É que, para o eleitor aceder às suas opiniões pessoais e seguir o que elas lhe ditam, tem de se abstrair dos slogans vazios de conteúdo, das mentiras sem fim dos políticos experientes a que chamam muitas vezes de “inverdades”, do ruído criado pelos astutos assessores de imprensa, das sábias e oportunas opiniões dos comentadores televisivos profissionais e dos seus próprios preconceitos.

Nós nascemos livres, todavia vivemos acorrentados de várias formas e, se não nos conseguirmos soltar dessas amarras, não seremos mais do que um produto de quem nos acorrentou.

Todos os partidos políticos são assessorados por publicitários profissionais, mas, no penúltimo fim-de-semana, foi mais do que evidente o imenso poder e influência da máquina de propaganda do Partido Socialista. Quase omnipotente de tão omnipresente que esteve no congresso do PS e em tudo que circundou o evento. É que, praticamente, sem nos darmos conta, os jornalistas trataram Pedro Nuno Santos como se já fosse primeiro-ministro. E, assim, continua.

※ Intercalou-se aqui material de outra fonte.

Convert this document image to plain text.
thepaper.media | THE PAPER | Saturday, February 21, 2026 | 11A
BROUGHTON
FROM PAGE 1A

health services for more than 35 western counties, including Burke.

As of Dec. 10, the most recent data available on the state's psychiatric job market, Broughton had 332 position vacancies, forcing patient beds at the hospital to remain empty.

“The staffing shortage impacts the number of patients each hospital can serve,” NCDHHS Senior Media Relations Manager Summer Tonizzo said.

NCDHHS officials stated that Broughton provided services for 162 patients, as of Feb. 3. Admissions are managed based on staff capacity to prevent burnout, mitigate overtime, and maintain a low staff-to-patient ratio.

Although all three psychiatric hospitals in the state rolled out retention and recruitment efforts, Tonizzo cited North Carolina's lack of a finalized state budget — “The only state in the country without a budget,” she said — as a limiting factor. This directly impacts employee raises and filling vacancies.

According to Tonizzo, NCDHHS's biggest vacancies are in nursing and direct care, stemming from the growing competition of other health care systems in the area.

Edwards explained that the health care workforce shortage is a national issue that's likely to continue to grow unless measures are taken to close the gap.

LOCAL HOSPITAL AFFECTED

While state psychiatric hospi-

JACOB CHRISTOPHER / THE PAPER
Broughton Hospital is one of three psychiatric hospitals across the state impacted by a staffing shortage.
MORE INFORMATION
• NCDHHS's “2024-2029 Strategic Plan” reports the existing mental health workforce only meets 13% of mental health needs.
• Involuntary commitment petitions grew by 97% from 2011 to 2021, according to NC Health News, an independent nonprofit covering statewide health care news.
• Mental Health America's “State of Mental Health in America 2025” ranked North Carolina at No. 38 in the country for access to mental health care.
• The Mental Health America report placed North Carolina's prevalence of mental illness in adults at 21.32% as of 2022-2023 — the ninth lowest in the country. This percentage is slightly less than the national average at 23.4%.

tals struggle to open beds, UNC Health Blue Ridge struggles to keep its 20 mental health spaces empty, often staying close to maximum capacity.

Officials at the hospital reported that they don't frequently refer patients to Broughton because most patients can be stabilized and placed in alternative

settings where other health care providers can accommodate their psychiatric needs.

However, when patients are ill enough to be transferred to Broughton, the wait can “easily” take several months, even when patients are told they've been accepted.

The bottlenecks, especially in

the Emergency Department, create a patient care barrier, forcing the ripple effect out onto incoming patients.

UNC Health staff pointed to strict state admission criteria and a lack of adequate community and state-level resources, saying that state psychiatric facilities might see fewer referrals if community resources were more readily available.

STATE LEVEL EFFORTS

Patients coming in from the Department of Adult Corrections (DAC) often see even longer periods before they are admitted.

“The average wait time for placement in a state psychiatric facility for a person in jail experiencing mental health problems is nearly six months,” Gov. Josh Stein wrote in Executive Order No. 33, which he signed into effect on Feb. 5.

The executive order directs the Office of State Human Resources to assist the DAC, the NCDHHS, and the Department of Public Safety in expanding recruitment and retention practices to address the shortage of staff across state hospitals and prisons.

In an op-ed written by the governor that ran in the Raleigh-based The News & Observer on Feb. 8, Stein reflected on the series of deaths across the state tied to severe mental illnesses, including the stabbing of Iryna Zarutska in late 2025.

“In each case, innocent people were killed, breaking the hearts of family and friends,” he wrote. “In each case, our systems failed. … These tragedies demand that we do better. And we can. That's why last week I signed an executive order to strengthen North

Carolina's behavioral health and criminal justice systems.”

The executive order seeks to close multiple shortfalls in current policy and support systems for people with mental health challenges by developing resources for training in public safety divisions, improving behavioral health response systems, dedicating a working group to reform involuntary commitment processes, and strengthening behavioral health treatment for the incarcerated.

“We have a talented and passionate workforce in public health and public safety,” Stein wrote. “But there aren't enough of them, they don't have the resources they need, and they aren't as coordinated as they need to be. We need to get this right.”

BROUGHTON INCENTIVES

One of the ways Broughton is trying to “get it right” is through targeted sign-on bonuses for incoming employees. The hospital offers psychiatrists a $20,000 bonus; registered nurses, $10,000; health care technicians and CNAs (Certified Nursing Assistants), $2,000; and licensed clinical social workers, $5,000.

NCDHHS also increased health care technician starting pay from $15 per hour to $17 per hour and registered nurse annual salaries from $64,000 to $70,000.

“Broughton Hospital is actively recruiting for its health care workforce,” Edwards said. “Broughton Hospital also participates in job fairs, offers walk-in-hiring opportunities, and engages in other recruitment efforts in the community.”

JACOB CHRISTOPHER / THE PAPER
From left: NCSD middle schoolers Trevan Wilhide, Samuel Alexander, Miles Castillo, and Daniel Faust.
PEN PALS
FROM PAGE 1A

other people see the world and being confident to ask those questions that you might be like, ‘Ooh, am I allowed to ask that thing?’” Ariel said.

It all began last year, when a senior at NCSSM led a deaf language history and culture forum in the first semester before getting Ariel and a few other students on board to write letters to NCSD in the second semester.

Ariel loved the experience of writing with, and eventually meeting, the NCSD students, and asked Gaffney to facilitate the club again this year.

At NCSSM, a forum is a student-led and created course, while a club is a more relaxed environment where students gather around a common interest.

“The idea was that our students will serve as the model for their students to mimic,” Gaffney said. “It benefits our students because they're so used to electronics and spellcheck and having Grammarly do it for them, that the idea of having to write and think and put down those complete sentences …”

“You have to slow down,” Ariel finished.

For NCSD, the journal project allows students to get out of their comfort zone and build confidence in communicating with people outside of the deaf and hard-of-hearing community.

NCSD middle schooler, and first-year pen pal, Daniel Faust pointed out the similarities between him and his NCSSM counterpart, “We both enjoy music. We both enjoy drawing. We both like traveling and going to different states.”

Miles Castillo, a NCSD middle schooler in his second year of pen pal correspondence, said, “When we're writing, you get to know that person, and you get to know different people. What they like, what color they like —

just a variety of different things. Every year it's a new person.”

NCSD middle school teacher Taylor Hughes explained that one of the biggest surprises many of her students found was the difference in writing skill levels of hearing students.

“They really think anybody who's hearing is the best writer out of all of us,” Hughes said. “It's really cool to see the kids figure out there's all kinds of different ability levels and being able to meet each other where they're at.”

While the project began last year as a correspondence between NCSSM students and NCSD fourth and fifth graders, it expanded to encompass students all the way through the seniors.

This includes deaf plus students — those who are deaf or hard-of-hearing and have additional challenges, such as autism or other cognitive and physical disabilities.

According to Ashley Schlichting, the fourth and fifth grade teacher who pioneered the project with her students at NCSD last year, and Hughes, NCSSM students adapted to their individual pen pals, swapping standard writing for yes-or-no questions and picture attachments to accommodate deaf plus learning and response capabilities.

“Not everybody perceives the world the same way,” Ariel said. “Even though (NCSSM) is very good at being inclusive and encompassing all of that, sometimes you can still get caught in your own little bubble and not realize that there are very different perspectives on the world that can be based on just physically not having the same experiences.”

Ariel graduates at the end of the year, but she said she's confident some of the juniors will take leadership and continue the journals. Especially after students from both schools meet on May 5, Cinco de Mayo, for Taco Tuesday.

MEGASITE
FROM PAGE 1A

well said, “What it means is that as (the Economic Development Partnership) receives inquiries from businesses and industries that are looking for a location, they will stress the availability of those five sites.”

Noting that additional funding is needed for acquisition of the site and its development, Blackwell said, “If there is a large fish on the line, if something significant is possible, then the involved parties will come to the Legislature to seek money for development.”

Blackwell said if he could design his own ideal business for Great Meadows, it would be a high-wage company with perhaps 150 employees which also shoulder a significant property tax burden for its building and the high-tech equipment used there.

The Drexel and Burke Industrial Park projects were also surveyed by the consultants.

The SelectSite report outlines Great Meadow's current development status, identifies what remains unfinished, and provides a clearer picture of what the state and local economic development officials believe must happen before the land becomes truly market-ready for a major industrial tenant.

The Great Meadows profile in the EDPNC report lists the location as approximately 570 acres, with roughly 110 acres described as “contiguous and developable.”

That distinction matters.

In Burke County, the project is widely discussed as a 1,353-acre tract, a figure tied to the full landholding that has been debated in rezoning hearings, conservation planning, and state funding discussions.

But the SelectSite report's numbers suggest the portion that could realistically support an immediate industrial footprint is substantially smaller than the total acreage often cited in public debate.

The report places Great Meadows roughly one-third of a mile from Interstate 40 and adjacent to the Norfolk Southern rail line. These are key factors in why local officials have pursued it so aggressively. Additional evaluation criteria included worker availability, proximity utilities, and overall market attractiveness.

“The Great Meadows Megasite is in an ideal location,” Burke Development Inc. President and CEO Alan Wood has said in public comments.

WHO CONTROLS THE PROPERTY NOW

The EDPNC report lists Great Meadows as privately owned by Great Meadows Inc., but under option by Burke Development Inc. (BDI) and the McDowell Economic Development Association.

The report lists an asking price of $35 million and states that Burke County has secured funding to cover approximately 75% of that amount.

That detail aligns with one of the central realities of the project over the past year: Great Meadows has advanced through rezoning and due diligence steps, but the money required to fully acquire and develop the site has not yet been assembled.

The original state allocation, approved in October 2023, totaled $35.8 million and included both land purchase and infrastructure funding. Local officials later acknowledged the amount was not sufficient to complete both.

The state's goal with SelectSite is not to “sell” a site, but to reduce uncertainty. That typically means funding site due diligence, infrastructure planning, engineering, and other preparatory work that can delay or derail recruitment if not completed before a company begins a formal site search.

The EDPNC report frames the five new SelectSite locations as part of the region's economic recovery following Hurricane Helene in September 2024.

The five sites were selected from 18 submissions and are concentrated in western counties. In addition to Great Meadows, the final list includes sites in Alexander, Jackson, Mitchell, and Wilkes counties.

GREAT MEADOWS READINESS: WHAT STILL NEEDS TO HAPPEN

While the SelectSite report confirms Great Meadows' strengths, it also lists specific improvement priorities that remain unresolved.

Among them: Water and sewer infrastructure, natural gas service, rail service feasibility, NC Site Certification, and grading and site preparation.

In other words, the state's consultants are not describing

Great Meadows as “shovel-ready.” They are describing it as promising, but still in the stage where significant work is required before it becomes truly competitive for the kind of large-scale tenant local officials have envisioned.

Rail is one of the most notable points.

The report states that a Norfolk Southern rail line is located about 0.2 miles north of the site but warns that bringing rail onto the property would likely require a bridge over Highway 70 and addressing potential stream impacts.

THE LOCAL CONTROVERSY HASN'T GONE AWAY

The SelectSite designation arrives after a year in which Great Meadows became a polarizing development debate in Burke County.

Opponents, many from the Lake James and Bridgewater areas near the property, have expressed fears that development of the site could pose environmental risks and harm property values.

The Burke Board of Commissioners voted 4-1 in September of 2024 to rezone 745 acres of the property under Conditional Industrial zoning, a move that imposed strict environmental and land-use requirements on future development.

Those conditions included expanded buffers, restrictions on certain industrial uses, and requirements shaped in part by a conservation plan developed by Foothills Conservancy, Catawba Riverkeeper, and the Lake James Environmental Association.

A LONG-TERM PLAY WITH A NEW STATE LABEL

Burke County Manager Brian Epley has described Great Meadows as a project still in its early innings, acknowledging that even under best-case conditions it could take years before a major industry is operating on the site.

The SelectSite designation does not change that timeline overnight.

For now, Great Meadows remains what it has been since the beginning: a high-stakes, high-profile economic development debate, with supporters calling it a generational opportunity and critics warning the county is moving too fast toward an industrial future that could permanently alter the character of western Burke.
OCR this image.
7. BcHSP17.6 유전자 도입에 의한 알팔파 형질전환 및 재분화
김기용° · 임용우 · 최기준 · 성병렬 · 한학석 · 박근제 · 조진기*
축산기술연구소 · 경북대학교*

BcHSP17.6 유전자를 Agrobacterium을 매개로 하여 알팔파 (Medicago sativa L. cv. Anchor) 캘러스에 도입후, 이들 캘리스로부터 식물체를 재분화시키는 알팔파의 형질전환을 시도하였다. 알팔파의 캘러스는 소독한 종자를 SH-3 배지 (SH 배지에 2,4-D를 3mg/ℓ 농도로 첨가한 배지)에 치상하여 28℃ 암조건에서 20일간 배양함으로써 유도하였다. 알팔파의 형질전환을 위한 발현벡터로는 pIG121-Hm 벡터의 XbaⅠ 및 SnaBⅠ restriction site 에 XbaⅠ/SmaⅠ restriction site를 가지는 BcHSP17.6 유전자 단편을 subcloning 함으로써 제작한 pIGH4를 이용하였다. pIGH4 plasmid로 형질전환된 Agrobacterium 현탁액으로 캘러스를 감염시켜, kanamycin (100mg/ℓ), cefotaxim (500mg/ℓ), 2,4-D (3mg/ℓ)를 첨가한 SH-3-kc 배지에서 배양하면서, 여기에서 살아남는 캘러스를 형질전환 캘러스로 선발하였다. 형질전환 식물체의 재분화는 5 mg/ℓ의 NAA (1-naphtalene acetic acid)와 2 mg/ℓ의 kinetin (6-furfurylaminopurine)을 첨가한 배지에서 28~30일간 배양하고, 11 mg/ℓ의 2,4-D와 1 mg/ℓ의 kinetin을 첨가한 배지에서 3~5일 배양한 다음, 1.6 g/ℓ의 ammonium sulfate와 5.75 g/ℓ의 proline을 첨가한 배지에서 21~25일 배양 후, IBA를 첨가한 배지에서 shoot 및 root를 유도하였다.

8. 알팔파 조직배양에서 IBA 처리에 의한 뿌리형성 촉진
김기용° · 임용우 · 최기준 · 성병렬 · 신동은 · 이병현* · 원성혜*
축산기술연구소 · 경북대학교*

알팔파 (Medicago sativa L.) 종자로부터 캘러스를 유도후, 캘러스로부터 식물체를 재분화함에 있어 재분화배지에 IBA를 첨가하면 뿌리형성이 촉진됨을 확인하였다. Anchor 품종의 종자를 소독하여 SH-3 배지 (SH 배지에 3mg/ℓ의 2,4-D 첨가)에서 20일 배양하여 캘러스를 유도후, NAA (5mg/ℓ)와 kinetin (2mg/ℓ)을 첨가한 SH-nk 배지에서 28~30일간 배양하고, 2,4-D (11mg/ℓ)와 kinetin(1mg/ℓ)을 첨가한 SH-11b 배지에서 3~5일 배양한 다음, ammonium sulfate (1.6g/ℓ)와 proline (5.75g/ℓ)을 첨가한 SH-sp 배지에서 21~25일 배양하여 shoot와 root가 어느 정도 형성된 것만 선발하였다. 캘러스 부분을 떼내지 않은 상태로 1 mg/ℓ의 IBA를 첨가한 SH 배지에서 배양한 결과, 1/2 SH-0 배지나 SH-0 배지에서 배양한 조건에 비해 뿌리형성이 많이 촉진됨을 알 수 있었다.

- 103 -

Marcel Duchamp, em 1917, a partir de um vulgar urinol de produção industrial fez uma obra de arte. A “Fonte” de Duchamp foi considerada arte pela simples razão de que a arte é arte se alguém vir beleza na obra.

Tal como na arte moderna, inaugurada por Duchamp, na política moderna as regras não existem. Um político pode sê-lo desde que alguém o veja como tal. O passado, o cadastro, o currículo ou a falta dele, a honorabilidade, não entram na equação.

A máquina de propaganda socialista fez arte com Pedro Nuno Santos. Transformou-o, antes da decisão popular, em primeiro-ministro.

Porém, se formos capazes de nos abstrair dos “retoques” de Duchamp, não conseguimos ver outra coisa em Pedro Nuno Santos senão um simples e vulgar urinol!

E o grande problema de Portugal é que a nossa classe política está repleta destas “obras de arte”!